Не сразу соображаю, как отвечать на поцелуй. До этого была лишь та, с татуировкой. Чуть наследство ей не заделал, а целоваться запрещала, вот ведь.
Поэтому горю, дышу через раз и стараюсь богу душу не отдать, но исправно шевелю губами.
Отстраняется. Ухмылку тянет. Пьяную-пьяную.
— Что, в первый раз?
— На хуй иди, — отвечаю.
У самого голос сипит, в бас уходит. Нервничаю. Боюсь. Желаю, но опасаюсь.
Улыбается. Той самой, о которой я ещё с первого курса грезил. Словно луна из-за тучи выглянула. Слегка, одними уголками рта, но тепло, искренне так. Никому никогда так не улыбался, на моей памяти.

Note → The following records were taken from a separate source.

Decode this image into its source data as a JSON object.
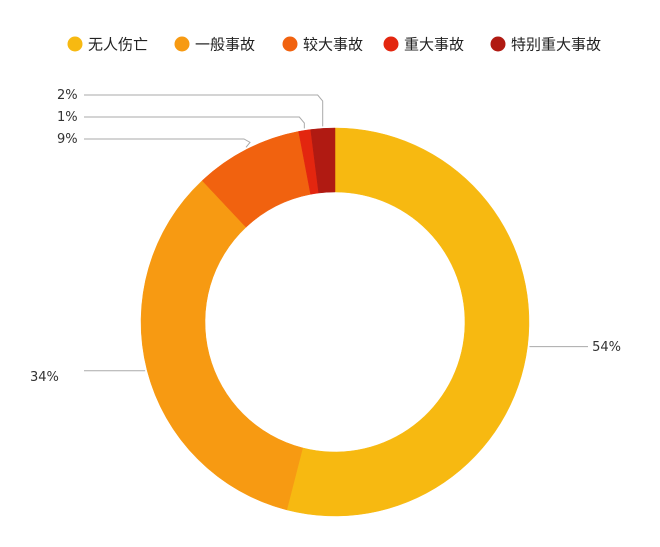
{
  "chart_data": {
    "type": "pie",
    "variant": "donut",
    "categories": [
      "无人伤亡",
      "一般事故",
      "较大事故",
      "重大事故",
      "特别重大事故"
    ],
    "values": [
      54,
      34,
      9,
      1,
      2
    ],
    "labels": [
      "54%",
      "34%",
      "9%",
      "1%",
      "2%"
    ],
    "colors": [
      "#f7b911",
      "#f79a12",
      "#f1620f",
      "#e3260f",
      "#b01a12"
    ],
    "legend": {
      "position": "top"
    }
  }
}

Понимаю, что сойду с ума, если срочно что-нибудь не сделаю.
Беру за затылок и впечатываю в себя. Больно, саднит, чувствую на двоих привкус крови, но плевать. Плевать, потому что отвечаю наконец. Бью его же приёмами.
Такой драки у нас ещё не было. Но будут ещё сотни, не сомневаюсь. Это только начало.
— Ненавижу, — говорю, как появляются силы отлипнуть.
— Всем сердцем, — откликается и припадает к моей шее.